La biennale présente les travaux de Sasha Anisimova, Bissane Al Charif et Mohamad Omran, Mathieu Pernot, Camille Gharbi, Vincent Gouriou, Benoît Pelletier, Smith et Simon Boudvin.

De plus, une exposition rend compte de la résidence photographique qui a eu lieu en avril 2022 et qui a croisé les travaux de Roger Vincent et ses photographies de Sedan de 1950 à 1975 à ceux de trois autres photographes : Alain Janssens, Yves Leresche et Alessandro Parente. Ce dernier présentera également son travail Seine-Pandémie, réalisé en 2020 en Seine-Saint-Denis.

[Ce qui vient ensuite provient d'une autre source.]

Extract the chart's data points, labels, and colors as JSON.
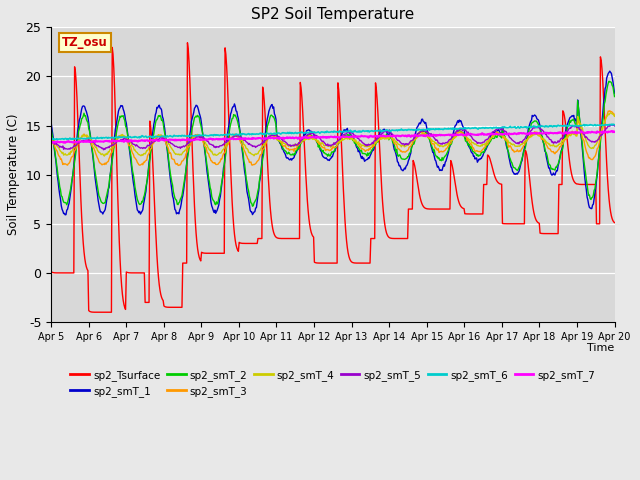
{
  "title": "SP2 Soil Temperature",
  "xlabel": "Time",
  "ylabel": "Soil Temperature (C)",
  "ylim": [
    -5,
    25
  ],
  "tick_labels": [
    "Apr 5",
    "Apr 6",
    "Apr 7",
    "Apr 8",
    "Apr 9",
    "Apr 10",
    "Apr 11",
    "Apr 12",
    "Apr 13",
    "Apr 14",
    "Apr 15",
    "Apr 16",
    "Apr 17",
    "Apr 18",
    "Apr 19",
    "Apr 20"
  ],
  "tz_label": "TZ_osu",
  "series_colors": {
    "sp2_Tsurface": "#ff0000",
    "sp2_smT_1": "#0000cc",
    "sp2_smT_2": "#00cc00",
    "sp2_smT_3": "#ff9900",
    "sp2_smT_4": "#cccc00",
    "sp2_smT_5": "#9900cc",
    "sp2_smT_6": "#00cccc",
    "sp2_smT_7": "#ff00ff"
  },
  "background_color": "#d8d8d8",
  "fig_facecolor": "#e8e8e8",
  "yticks": [
    -5,
    0,
    5,
    10,
    15,
    20,
    25
  ]
}
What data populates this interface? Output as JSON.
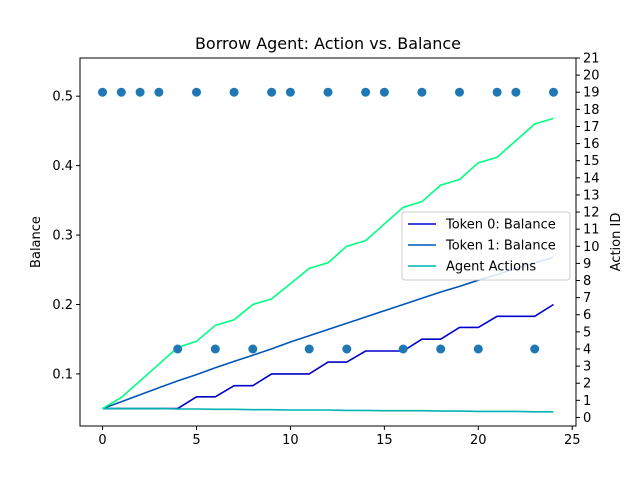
{
  "chart_data": {
    "type": "line",
    "title": "Borrow Agent: Action vs. Balance",
    "xlabel": "",
    "ylabel": "Balance",
    "y2label": "Action ID",
    "xlim": [
      -1.2,
      25.2
    ],
    "ylim": [
      0.025,
      0.555
    ],
    "y2lim": [
      -0.5,
      21
    ],
    "xticks": [
      0,
      5,
      10,
      15,
      20,
      25
    ],
    "yticks": [
      0.1,
      0.2,
      0.3,
      0.4,
      0.5
    ],
    "y2ticks": [
      0,
      1,
      2,
      3,
      4,
      5,
      6,
      7,
      8,
      9,
      10,
      11,
      12,
      13,
      14,
      15,
      16,
      17,
      18,
      19,
      20,
      21
    ],
    "grid": false,
    "legend_position": "center-right",
    "x": [
      0,
      1,
      2,
      3,
      4,
      5,
      6,
      7,
      8,
      9,
      10,
      11,
      12,
      13,
      14,
      15,
      16,
      17,
      18,
      19,
      20,
      21,
      22,
      23,
      24
    ],
    "series": [
      {
        "name": "Token 0: Balance",
        "axis": "left",
        "color": "#0000cc",
        "values": [
          0.05,
          0.05,
          0.05,
          0.05,
          0.05,
          0.067,
          0.067,
          0.083,
          0.083,
          0.1,
          0.1,
          0.1,
          0.117,
          0.117,
          0.133,
          0.133,
          0.133,
          0.15,
          0.15,
          0.167,
          0.167,
          0.183,
          0.183,
          0.183,
          0.2
        ]
      },
      {
        "name": "Token 1: Balance",
        "axis": "left",
        "color": "#0055bb",
        "values": [
          0.05,
          0.06,
          0.07,
          0.08,
          0.09,
          0.099,
          0.109,
          0.118,
          0.127,
          0.136,
          0.146,
          0.155,
          0.164,
          0.173,
          0.182,
          0.191,
          0.2,
          0.209,
          0.218,
          0.226,
          0.235,
          0.243,
          0.252,
          0.26,
          0.268
        ]
      },
      {
        "name": "Agent Actions",
        "axis": "left",
        "color": "#00b3b3",
        "values": [
          0.05,
          0.05,
          0.05,
          0.05,
          0.0495,
          0.0495,
          0.049,
          0.049,
          0.0485,
          0.0485,
          0.048,
          0.048,
          0.048,
          0.0475,
          0.0475,
          0.047,
          0.047,
          0.047,
          0.0465,
          0.0465,
          0.046,
          0.046,
          0.046,
          0.0455,
          0.0455
        ]
      },
      {
        "name": "",
        "axis": "left",
        "color": "#00ff80",
        "values": [
          0.05,
          0.066,
          0.09,
          0.114,
          0.138,
          0.147,
          0.17,
          0.178,
          0.2,
          0.208,
          0.23,
          0.252,
          0.26,
          0.284,
          0.292,
          0.316,
          0.34,
          0.348,
          0.372,
          0.38,
          0.404,
          0.412,
          0.436,
          0.46,
          0.468
        ]
      }
    ],
    "scatter": {
      "name": "",
      "axis": "right",
      "color": "#1f77b4",
      "x": [
        0,
        1,
        2,
        3,
        4,
        5,
        6,
        7,
        8,
        9,
        10,
        11,
        12,
        13,
        14,
        15,
        16,
        17,
        18,
        19,
        20,
        21,
        22,
        23,
        24
      ],
      "y": [
        19,
        19,
        19,
        19,
        4,
        19,
        4,
        19,
        4,
        19,
        19,
        4,
        19,
        4,
        19,
        19,
        4,
        19,
        4,
        19,
        4,
        19,
        19,
        4,
        19
      ]
    }
  }
}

© Alessandro Parente – A man is praying Inside a migrants squat.


Les photographes nous font faire le tour de la ville habitée : celle qui se transforme au gré de la participation des habitants ou au contraire celle qui impose et contrôle ; celle qui est dévastée par les conflits ou celle qui se reconstruit ; celle qui accueille ou celle qui exclue. Chaque ville peut être tout à la fois, et la photographie permet de documenter ces différentes réalités, de dénoncer certaines dérives, mais aussi de valoriser l’existant.

Villes dévastées

On ne peut parler de villes habitées sans parler des conflits qui les traversent, et qui parfois, les dévastent.

© Sasha Anisimova – Birthday Breakfast.

La graphiste ukrainienne Sasha Anisimova, réfugiée à Tcherkassy au sud-est de Kiev après avoir fui Kharkiv, utilise depuis le printemps 2020 l’illustration pour transmettre son expérience des conflits.

Sur des photographies de sa ville en ruines, bombardée et dévastée, elle dessine des personnages qui vivent, occupent les lieux en y développant des activités du quotidien, et représente le rêve de normalité de tous les Ukrainiens, à qui les conflits ont ôté tout espoir d’un quotidien simple et banal.

Le couple d’artistes syrien Bissane Al Charif et Mohamad Omran se sont eux aussi attachés à décrire les conflits qui ont ravagé leur pays et ses villes. Au moyen de la vidéo, ils ont montré dans « Sans ciel – Missing sky » (2014 ) la dévastation intense qu’a subie la Syrie, son patrimoine et sa civilisation.

© Bissane Al Charif, Mohamad Omran – Sans Ciel -Missing Sky.

Villes démolies

La biennale entend également raconter les strates urbaines, et la manière dont l’urbanisme reconstruit parfois la ville sur la ville.

© Mathieu Pernot

Mathieu Pernot expose ses travaux sur la démolition d’un ensemble de logements sociaux dans le quartier du Mont-Liébaut à Béthune. Une série de clichés renseignent la destruction progressive de cet ensemble, éventré par une machine qui emmène avec elle tous les souvenirs des habitants. On se croirait dans un épisode de la célèbre série « The Wire » de David Simon et Ed Burns, dans laquelle la photographie retranscrit à la fois les modalités parfois violentes de l’intervention publique sur le logement, mais aussi parfois la nécessité de la tabula rasa pour reconstruire et garantir des conditions de vie dignes aux classes populaires.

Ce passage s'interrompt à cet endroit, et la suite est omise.